L’apaisement était vital ?
Ph. T. –
Vraiment. Quand je suis arrivé, l’atmosphère était violente et le club en était traumatisé. Or, chaque fois qu’il y a un incident, il faut savoir qu’il y a de grosses répercussions sur nos partenaires, sur nos abonnés… surtout quand des médias font caisse de résonnance. Les gens ne mesurent pas l’impact négatif de certaines déclarations et articles. L’Aviron a vécu des périodes tumultueuses faisant beaucoup de mal à l’institution.

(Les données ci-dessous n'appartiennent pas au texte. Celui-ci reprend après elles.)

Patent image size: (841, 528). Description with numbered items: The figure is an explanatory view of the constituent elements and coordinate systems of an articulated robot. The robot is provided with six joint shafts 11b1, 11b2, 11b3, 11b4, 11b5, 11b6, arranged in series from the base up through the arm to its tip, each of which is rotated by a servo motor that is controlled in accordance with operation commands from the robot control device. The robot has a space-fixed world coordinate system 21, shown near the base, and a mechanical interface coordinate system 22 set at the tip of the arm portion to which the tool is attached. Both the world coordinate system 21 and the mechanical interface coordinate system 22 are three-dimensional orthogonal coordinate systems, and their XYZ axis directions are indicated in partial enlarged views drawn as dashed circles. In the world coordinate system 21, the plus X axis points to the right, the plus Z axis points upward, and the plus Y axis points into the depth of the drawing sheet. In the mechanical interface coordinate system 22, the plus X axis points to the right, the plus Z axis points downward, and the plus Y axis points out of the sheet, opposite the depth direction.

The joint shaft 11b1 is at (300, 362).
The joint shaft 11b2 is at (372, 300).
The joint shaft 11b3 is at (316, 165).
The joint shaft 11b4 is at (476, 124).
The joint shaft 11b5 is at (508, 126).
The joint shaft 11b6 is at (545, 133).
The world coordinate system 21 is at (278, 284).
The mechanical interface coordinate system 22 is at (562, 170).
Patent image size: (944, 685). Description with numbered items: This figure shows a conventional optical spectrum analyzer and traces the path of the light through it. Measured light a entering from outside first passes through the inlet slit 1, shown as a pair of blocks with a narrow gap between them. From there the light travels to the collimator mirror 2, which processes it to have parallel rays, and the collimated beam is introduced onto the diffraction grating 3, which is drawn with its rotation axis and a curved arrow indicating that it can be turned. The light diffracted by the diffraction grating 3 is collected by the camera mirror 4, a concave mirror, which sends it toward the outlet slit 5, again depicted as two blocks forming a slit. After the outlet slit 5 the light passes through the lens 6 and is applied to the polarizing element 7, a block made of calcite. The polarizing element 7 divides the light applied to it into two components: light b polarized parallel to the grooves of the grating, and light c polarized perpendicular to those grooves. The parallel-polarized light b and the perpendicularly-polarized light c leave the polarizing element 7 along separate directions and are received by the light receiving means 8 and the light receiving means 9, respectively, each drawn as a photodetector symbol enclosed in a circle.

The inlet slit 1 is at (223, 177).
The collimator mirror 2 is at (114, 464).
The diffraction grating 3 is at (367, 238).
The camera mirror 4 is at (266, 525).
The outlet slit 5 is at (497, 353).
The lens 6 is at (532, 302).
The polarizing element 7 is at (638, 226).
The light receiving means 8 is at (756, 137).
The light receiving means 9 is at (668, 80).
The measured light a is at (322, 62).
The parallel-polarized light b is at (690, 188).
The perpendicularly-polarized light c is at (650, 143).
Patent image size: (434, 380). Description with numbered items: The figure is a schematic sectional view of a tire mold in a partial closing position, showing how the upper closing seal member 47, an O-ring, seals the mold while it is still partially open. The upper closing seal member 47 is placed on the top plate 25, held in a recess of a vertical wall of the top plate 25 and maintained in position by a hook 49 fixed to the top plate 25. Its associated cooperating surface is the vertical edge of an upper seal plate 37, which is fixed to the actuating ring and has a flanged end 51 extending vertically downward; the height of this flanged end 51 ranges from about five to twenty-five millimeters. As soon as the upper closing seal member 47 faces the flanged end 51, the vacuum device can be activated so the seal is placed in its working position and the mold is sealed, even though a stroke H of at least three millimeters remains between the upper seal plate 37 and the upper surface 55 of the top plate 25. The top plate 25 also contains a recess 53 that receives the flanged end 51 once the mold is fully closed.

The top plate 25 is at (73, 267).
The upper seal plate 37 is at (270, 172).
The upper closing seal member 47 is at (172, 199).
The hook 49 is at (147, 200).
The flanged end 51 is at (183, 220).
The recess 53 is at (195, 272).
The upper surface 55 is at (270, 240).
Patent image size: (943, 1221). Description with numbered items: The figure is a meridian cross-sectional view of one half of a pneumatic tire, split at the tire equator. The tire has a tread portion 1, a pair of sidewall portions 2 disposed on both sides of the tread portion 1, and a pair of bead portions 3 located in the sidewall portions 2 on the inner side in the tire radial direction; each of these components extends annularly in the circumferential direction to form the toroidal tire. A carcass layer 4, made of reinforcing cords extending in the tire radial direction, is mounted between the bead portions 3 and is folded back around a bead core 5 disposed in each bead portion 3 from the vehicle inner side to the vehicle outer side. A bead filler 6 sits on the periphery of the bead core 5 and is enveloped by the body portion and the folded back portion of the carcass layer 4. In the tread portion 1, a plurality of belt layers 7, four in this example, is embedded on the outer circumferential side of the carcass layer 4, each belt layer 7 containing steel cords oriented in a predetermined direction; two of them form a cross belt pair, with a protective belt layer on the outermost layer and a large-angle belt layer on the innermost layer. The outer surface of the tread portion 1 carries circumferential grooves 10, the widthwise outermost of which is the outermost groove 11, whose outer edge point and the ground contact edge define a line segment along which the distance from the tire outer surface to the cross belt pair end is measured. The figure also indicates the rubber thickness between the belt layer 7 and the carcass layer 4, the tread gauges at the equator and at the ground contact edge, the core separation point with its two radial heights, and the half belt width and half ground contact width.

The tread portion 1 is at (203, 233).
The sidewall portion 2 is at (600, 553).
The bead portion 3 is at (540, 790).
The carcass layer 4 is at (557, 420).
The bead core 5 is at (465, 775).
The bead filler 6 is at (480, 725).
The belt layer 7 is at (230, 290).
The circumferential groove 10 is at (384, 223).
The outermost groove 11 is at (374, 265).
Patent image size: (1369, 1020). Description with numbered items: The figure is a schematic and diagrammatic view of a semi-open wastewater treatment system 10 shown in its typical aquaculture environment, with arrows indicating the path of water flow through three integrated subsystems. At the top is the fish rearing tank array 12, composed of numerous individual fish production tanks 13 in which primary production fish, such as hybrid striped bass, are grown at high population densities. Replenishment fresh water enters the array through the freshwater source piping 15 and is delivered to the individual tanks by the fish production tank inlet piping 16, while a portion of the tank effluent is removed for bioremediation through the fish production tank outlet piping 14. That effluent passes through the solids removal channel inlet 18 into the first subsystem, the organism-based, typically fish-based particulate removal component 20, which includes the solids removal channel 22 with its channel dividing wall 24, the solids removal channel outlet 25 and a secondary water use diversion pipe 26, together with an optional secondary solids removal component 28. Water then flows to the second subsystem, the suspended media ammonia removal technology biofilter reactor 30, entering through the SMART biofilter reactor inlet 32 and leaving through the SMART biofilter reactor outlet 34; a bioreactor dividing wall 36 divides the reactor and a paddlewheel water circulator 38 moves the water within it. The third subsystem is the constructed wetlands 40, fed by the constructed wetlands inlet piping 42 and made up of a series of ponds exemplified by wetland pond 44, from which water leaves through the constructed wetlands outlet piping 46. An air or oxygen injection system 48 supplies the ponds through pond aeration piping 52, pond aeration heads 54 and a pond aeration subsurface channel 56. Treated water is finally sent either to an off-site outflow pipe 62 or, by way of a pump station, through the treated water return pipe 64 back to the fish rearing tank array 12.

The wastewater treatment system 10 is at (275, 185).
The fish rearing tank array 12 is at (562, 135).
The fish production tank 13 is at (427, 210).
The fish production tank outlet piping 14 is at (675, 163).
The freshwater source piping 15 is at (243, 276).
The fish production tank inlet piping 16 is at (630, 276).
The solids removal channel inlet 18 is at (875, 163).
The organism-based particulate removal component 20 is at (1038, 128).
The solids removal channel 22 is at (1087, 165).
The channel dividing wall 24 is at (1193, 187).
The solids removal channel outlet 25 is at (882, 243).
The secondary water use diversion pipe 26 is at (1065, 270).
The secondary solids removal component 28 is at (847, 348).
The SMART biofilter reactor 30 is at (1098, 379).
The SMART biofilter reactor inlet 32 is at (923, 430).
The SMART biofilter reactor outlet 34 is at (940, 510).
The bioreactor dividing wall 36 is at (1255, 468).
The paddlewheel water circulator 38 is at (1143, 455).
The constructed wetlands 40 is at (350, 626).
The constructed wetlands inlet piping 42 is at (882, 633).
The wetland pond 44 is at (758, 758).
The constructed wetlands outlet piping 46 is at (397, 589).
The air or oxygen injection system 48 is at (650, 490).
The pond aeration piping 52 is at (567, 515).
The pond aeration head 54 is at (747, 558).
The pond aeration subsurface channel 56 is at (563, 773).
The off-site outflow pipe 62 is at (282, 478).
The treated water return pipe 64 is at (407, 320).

L’image de l’Aviron est redevenue très positive…
Ph. T. –
Oui, c’est notre fierté. Mais, il faut avoir conscience que rien n’est jamais acquis. Le club a toujours eu un capital sympathie, mais dans les périodes chaudes, beaucoup préféraient rester à l’écart, loin de tous les excès qui ont secoué l’Aviron. Aujourd’hui, on nous regarde différemment. Cette année, nous avons ainsi pu convaincre trois nouveaux grands partenaires nationaux de nous rejoindre. C’est le fruit de beaucoup de travail, et surtout d’un travail de sagesse.
 
Comment se prépare le match contre Toulon à Anoeta ?
Ph. T. –
Nous avons une très belle relation avec Saint Sébastien qui s’inscrit dans la durée, avec chaque saison une étape à Anoeta. Nous essayons de caler des dates dans l’intérêt de tous. Ce n’est pas facile, parce qu’il faut prendre en compte le calendrier de la Real Sociedad, celui du Top 14 et des autres grands événements. Cette saison, Nous aurions aimé y recevoir La Rochelle, mais nous y avons renoncé pour ne pas interférer avec la Korrika organisée sur le Pays Basque. Pour la réception de Toulon, bien que ce soit un dimanche de Pâques, nous espérons être à guichets fermés. Selon notre résultat contre La Rochelle, nous pourrons certainement afficher complet. Nous avons déjà vendu 32.000 places sur 38.000.